When the Problem Might Be the Product
Not all digestive reactions to chlorella are simply about fiber tolerance. Supplement quality matters. Laboratory analysis of commercially available chlorella products has found some contain elevated levels of heavy metals, including cadmium, lead, and mercury. While these levels often fall within governmental safety limits at recommended doses (around 3 grams once daily), cheaper or poorly sourced products can exceed those thresholds, particularly at higher doses.
In documented poisoning cases involving microalgae supplements, people experienced nausea, dizziness, headache, and fatigue. The supplements in question contained higher-than-expected concentrations of toxic metals, and lab testing showed their extracts were directly harmful to human immune cells. These cases involved people taking both spirulina and chlorella simultaneously, making it difficult to pin blame on one product, but they highlight a real contamination risk in the supplement market.
If your diarrhea is severe, comes on suddenly after switching brands, or is accompanied by symptoms like dizziness or skin reactions, the product itself could be the issue rather than chlorella as a substance. Choosing products from manufacturers that provide third-party testing for heavy metals and contaminants reduces this risk.
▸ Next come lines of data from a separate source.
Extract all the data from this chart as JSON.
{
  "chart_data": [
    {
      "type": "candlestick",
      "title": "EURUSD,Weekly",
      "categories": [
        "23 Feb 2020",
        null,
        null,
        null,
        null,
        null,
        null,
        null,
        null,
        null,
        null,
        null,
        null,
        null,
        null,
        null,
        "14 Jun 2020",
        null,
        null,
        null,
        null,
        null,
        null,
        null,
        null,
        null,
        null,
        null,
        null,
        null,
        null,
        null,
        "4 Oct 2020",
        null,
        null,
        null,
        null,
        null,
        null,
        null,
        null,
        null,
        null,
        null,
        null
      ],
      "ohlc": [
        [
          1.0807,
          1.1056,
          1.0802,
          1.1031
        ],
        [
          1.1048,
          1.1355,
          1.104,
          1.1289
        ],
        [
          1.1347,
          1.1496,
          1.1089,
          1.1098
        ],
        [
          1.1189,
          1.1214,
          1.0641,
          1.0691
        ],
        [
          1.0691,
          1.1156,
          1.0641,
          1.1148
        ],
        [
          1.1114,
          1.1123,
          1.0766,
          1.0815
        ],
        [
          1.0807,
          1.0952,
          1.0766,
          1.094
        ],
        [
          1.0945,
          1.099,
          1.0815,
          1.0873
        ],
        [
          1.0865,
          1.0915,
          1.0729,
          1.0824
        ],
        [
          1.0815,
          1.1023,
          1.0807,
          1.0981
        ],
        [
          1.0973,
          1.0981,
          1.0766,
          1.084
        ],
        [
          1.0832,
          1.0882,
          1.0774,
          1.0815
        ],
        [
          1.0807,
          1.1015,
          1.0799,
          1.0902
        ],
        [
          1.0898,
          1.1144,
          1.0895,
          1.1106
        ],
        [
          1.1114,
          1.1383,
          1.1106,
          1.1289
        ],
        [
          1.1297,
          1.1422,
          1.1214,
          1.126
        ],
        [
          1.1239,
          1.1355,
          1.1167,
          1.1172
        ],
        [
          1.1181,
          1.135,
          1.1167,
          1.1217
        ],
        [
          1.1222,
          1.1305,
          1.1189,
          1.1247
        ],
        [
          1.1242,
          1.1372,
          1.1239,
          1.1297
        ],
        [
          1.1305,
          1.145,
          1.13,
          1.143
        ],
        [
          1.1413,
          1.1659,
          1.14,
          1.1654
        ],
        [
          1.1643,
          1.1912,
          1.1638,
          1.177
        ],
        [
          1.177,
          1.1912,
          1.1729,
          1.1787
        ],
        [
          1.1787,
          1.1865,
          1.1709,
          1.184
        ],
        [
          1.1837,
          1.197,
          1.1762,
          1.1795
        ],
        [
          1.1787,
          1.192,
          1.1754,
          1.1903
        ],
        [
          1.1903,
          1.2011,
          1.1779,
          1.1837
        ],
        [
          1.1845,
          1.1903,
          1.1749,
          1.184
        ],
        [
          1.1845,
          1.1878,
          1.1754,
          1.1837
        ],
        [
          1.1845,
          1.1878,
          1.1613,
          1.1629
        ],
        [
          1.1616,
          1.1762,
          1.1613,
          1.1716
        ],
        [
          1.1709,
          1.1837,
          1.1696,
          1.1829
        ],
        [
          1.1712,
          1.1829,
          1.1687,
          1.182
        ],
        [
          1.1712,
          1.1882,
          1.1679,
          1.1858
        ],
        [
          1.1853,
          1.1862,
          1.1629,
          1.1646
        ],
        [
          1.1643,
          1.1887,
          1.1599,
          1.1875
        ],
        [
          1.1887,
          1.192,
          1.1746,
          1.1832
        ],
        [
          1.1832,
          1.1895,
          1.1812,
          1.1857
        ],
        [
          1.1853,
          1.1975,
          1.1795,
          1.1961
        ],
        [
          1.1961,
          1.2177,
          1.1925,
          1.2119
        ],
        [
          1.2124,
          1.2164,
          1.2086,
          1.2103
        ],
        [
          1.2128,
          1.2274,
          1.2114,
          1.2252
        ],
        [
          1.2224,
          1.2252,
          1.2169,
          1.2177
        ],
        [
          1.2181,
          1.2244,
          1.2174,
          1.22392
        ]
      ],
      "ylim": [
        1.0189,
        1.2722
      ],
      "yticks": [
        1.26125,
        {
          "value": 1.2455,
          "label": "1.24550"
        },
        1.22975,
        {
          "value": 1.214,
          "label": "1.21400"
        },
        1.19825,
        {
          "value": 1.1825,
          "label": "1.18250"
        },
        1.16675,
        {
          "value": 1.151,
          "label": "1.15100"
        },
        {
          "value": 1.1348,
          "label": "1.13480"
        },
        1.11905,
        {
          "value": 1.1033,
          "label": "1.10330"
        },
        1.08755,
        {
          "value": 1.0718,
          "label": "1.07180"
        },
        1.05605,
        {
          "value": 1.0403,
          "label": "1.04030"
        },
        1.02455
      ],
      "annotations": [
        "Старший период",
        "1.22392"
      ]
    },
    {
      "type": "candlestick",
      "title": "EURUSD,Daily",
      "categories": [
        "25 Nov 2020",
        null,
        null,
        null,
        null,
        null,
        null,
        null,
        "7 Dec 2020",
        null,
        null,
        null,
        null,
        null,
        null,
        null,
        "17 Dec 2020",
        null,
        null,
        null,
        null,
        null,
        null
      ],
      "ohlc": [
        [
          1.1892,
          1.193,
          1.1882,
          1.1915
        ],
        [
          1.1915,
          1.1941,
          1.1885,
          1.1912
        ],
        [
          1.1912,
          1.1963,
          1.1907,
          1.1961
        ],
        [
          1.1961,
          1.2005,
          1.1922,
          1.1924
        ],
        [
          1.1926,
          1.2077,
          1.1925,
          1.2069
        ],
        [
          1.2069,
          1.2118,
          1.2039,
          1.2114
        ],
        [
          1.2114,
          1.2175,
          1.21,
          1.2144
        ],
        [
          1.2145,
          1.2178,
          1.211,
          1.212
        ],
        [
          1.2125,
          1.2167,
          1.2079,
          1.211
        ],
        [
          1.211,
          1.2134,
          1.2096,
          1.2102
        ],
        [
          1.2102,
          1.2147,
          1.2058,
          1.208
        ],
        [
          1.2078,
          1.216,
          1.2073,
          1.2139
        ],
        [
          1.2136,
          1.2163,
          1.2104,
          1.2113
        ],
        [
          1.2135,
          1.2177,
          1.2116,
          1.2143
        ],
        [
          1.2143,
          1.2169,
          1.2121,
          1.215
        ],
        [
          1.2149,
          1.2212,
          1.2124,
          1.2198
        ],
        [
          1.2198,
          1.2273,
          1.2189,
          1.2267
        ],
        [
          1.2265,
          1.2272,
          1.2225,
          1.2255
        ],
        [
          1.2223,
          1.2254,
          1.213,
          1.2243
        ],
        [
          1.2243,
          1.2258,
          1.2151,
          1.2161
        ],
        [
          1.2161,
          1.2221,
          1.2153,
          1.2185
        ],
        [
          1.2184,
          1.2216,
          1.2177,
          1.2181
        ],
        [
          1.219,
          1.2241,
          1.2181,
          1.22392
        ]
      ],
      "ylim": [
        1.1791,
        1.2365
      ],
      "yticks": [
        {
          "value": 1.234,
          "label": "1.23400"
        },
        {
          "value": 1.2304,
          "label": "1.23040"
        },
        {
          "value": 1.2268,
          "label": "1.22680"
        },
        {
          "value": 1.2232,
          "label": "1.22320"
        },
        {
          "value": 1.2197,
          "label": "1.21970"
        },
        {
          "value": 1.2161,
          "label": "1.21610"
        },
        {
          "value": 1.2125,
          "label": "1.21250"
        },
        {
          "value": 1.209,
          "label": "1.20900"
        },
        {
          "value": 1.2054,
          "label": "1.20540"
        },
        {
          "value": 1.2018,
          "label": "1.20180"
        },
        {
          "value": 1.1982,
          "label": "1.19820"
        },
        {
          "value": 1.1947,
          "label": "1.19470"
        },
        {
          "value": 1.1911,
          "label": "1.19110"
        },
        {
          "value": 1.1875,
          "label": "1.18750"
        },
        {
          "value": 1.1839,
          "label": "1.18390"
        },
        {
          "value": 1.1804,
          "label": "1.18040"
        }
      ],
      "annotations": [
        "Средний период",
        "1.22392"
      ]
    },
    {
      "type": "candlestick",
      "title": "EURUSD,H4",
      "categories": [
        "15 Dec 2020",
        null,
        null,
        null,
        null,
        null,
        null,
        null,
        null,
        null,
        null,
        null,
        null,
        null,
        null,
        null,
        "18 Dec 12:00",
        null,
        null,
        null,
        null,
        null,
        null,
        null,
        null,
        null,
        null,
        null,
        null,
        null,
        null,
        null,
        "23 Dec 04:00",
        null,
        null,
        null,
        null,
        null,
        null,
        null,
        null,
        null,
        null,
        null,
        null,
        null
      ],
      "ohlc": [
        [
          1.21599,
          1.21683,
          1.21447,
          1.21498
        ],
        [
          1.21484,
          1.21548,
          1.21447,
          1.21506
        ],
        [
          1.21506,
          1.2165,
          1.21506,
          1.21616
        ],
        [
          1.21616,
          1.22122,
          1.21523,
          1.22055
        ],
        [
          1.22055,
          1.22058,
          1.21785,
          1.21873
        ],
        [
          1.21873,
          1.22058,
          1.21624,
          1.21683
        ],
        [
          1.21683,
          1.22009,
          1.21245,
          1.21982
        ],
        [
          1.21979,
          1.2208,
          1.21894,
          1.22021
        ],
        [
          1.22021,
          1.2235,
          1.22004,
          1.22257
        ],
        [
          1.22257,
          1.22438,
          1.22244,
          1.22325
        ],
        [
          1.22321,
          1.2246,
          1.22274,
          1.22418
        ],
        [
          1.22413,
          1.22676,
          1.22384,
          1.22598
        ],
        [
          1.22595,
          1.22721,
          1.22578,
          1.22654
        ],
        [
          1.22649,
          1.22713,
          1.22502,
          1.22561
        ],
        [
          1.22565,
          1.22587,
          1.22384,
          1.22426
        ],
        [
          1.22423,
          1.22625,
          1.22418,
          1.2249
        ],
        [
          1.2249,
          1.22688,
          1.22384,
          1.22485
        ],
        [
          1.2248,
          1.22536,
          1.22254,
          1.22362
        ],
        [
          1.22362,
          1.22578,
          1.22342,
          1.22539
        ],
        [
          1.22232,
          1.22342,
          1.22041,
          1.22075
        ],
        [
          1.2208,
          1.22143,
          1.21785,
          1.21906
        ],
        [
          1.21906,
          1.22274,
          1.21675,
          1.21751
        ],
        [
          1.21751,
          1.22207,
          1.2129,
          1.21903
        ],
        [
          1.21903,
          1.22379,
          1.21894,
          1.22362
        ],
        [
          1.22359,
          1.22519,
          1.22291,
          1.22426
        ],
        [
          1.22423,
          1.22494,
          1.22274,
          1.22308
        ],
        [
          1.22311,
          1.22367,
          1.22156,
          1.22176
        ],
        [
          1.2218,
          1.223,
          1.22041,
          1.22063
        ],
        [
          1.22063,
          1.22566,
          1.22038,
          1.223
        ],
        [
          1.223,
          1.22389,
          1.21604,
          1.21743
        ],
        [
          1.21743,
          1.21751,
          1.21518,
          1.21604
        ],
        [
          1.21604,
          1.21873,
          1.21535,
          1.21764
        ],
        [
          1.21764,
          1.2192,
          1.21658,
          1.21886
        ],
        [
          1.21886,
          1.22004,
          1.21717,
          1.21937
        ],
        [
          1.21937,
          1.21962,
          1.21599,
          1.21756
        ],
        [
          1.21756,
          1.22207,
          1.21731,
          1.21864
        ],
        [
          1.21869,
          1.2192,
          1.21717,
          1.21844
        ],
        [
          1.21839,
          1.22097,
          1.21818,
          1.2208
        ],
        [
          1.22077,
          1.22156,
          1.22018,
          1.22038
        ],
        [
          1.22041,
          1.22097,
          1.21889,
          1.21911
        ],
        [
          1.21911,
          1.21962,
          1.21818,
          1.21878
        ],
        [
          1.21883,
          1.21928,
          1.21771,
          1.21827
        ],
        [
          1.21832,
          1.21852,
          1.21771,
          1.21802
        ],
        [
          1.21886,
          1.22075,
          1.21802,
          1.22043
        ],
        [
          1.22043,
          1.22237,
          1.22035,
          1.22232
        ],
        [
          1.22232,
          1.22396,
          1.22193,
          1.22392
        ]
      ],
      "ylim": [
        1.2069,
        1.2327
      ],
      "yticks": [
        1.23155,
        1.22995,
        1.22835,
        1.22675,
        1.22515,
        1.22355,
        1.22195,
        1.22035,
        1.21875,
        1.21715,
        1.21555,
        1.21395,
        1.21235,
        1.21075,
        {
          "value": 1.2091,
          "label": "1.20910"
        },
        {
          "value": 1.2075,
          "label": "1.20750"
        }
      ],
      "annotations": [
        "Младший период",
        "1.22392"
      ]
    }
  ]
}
Chlorella’s Safety Profile Overall
The FDA has reviewed chlorella powder and raised no questions about its status as generally recognized as safe for intended uses. Toxicology studies in animals found no adverse effects at doses far exceeding what any human would take. Chlorella is not a dangerous supplement. Its digestive side effects, while common, are typically mild and self-limiting.
The core issue is mechanical, not toxic. You’re asking your gut to process a food with an unusually tough cell wall, and some digestive pushback is predictable. Most people who stick with a lower dose for the first week or two find that the diarrhea resolves on its own as their system adjusts. If it doesn’t, chlorella may simply not agree with your particular digestive system, and that’s a normal variation rather than a sign of anything harmful.